“The rupee has remained strong relative to peer countries. While an excessively strong rupee is undesirable, it too creates disinflationary impulses,” Rajan said in a statement announcing cut in interest rate cut.
“It bears repeating here that the Reserve Bank does not target a level for the exchange rate, nor does it have an overall target for foreign exchange reserves. It does intervene on occasion, in both directions, to reduce avoidable volatility in the exchange rate,” he said.
“Any reserve build-up is a residual consequence of such actions rather than a direct objective,” he added.
Rupee has surged nearly 2 per cent this year, much more than compared to various Asian currencies.
RBI has been intervening in the market at certain occasions to prevent the rupee from strengthening.
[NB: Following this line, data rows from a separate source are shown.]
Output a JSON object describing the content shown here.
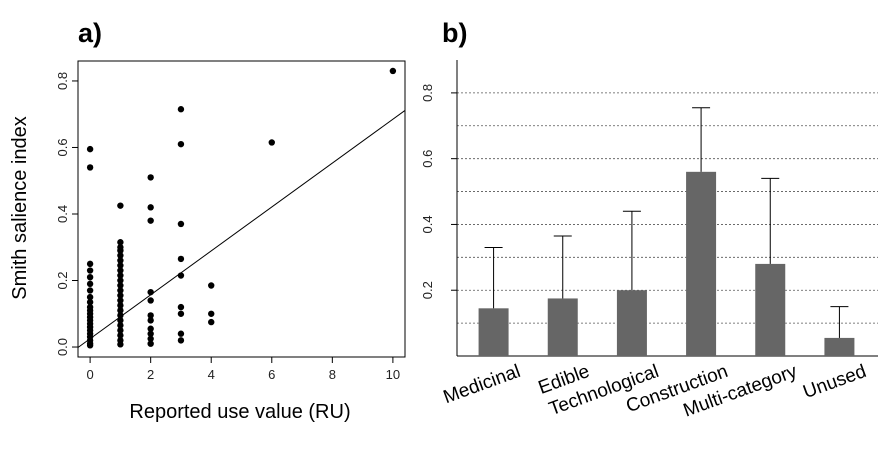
{
  "chart_data": [
    {
      "panel": "a)",
      "type": "scatter",
      "xlabel": "Reported use value (RU)",
      "ylabel": "Smith salience index",
      "xlim": [
        -0.4,
        10.4
      ],
      "ylim": [
        -0.03,
        0.86
      ],
      "xticks": [
        0,
        2,
        4,
        6,
        8,
        10
      ],
      "yticks": [
        0.0,
        0.2,
        0.4,
        0.6,
        0.8
      ],
      "ytick_labels": [
        "0.0",
        "0.2",
        "0.4",
        "0.6",
        "0.8"
      ],
      "grid": false,
      "points": [
        [
          0,
          0.595
        ],
        [
          0,
          0.54
        ],
        [
          0,
          0.25
        ],
        [
          0,
          0.23
        ],
        [
          0,
          0.21
        ],
        [
          0,
          0.19
        ],
        [
          0,
          0.17
        ],
        [
          0,
          0.15
        ],
        [
          0,
          0.135
        ],
        [
          0,
          0.12
        ],
        [
          0,
          0.11
        ],
        [
          0,
          0.1
        ],
        [
          0,
          0.09
        ],
        [
          0,
          0.08
        ],
        [
          0,
          0.07
        ],
        [
          0,
          0.06
        ],
        [
          0,
          0.05
        ],
        [
          0,
          0.04
        ],
        [
          0,
          0.03
        ],
        [
          0,
          0.02
        ],
        [
          0,
          0.01
        ],
        [
          0,
          0.005
        ],
        [
          1,
          0.425
        ],
        [
          1,
          0.315
        ],
        [
          1,
          0.3
        ],
        [
          1,
          0.29
        ],
        [
          1,
          0.275
        ],
        [
          1,
          0.26
        ],
        [
          1,
          0.245
        ],
        [
          1,
          0.23
        ],
        [
          1,
          0.215
        ],
        [
          1,
          0.2
        ],
        [
          1,
          0.185
        ],
        [
          1,
          0.17
        ],
        [
          1,
          0.155
        ],
        [
          1,
          0.14
        ],
        [
          1,
          0.125
        ],
        [
          1,
          0.11
        ],
        [
          1,
          0.095
        ],
        [
          1,
          0.08
        ],
        [
          1,
          0.065
        ],
        [
          1,
          0.05
        ],
        [
          1,
          0.035
        ],
        [
          1,
          0.02
        ],
        [
          1,
          0.008
        ],
        [
          2,
          0.51
        ],
        [
          2,
          0.42
        ],
        [
          2,
          0.38
        ],
        [
          2,
          0.165
        ],
        [
          2,
          0.14
        ],
        [
          2,
          0.095
        ],
        [
          2,
          0.08
        ],
        [
          2,
          0.055
        ],
        [
          2,
          0.04
        ],
        [
          2,
          0.025
        ],
        [
          2,
          0.01
        ],
        [
          3,
          0.715
        ],
        [
          3,
          0.61
        ],
        [
          3,
          0.37
        ],
        [
          3,
          0.265
        ],
        [
          3,
          0.215
        ],
        [
          3,
          0.12
        ],
        [
          3,
          0.1
        ],
        [
          3,
          0.04
        ],
        [
          3,
          0.02
        ],
        [
          4,
          0.185
        ],
        [
          4,
          0.1
        ],
        [
          4,
          0.075
        ],
        [
          6,
          0.615
        ],
        [
          10,
          0.83
        ]
      ],
      "regression_line": {
        "intercept": 0.025,
        "slope": 0.066
      }
    },
    {
      "panel": "b)",
      "type": "bar",
      "categories": [
        "Medicinal",
        "Edible",
        "Technological",
        "Construction",
        "Multi-category",
        "Unused"
      ],
      "values": [
        0.145,
        0.175,
        0.2,
        0.56,
        0.28,
        0.055
      ],
      "error_upper": [
        0.33,
        0.365,
        0.44,
        0.755,
        0.54,
        0.15
      ],
      "ylim": [
        0,
        0.9
      ],
      "yticks": [
        0.2,
        0.4,
        0.6,
        0.8
      ],
      "ytick_labels": [
        "0.2",
        "0.4",
        "0.6",
        "0.8"
      ],
      "grid": true,
      "bar_color": "#666666"
    }
  ]
}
Continuing its slide for the third straight session, the rupee yesterday fell by 5 paise to end at 61.92 against the dollar following sustained demand for the American currency from importers and a better dollar in overseas trades.
India’s foreign exchange reserves rose to USD 328.7 billion at the end of January 2015. Thus, it provides an “opportune time” to remove restrictions on gold imports.
The Economic Survey for 2014-15 said financial inflows in excess of the requirements have helped shore up foreign exchange reserves (USD 328.7 billion at the end of January 2015). They have helped lessen the vulnerability concern that led to serious stress last year.